Sous la direction d’Hervé Castanet, vingt auteurs (psychanalystes pour la plupart) explorent les « Destins du désir » à travers les modalités d’existence et l’actualité du concept. Tout demeure sous l’ombre tutélaire de Freud et de Lacan et de Jacques Alain-Miller. Leur pensée charpente la quasi-totalité des analyses de « cas » présentés sans que les auteurs cherchent à écrire un nouveau champ théorique sur la nature du désir.
Le “symptôme” est esquissé au fil des pages comme un « parlêtre ». Il fait la part belle à un « plus de jouir » (à différencier du plus à jouir) au moment où toutefois — et c’est ce qui manque dans l’ensemble — s’ébauche dans le monde un double un resserrement. D’une part le désir est écrasé par la jouissance, de l’autre il est voué aux gémonies par des mythologies rétrogrades mais résurgentes. Les religions grignotent le champ que voulait ouvrir la psychanalyse mais cela n’apparaît pas dans ce corpus.
A l’inverse, l’ouvrage fait la part belle au désir comme « instrument » vital. Et il est analysé afin d’approfondir ce qui le casse et le castre, signifié à travers des catégories cliniques connues et toujours opératoires ( hystéries, névroses obsessionnelles, psychoses). Mais les contributeurs ouvrent des champs à d’autres approches et puissances tel que le « ravage maternel » nommée la « comédie des sexes ». Une fois de plus, le rôle de la femme reste placé sous un joug lacano-freudien et leurs re-pères…
A côté de textes de clinique psychanalytique, le livre se complète d’autres approches du concept. Entre autres, avec Picasso et l’écriture, Jean Genet, Katherine Mansfield, Jorge Leon, Michèle Sylvander. Il s’agit de montrer le sens que prend le désir à travers les pratiques de créations et leurs effets (auto)miroirs. .

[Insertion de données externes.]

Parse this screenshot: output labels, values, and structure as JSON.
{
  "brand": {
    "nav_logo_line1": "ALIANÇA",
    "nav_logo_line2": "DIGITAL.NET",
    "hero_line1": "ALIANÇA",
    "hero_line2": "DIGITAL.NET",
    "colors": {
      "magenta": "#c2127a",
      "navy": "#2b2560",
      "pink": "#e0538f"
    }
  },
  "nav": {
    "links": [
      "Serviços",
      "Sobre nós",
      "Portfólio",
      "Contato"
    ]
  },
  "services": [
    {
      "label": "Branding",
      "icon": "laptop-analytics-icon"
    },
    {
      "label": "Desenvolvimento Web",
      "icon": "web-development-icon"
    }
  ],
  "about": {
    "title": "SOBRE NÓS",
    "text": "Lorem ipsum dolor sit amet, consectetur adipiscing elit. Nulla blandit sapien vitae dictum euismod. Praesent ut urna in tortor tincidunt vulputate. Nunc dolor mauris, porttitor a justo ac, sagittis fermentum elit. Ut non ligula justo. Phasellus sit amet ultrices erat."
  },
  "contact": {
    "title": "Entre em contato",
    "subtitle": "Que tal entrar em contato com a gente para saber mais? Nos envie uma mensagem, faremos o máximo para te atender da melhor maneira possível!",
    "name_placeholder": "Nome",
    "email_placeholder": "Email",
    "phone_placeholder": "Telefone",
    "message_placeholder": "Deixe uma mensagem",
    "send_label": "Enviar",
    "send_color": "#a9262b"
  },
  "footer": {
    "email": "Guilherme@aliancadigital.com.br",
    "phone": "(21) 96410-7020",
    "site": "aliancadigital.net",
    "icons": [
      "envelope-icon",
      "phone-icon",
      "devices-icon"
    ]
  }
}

L’ensemble demeure néanmoins disparate et ressemble à une énième production de type « colloque ». Il manque entre autres ce que Castanet serait capable de proposer. Et plus particulièrement, ce que dit du désir de l’analyste son désir de produire des textes sur son travail clinique. S’agit-il de produire dans le désir énoncé un autre degré, une « differance » (Derrida) ? La question reste ouverte. A Castanet de s’en emparer après un ensemble qui en deviendrait le prélude.
jean-paul gavard-perret
Hervé Castanet, Destins du désir — Études cliniques, éditions Economica et Anthropos, Paris, 2016.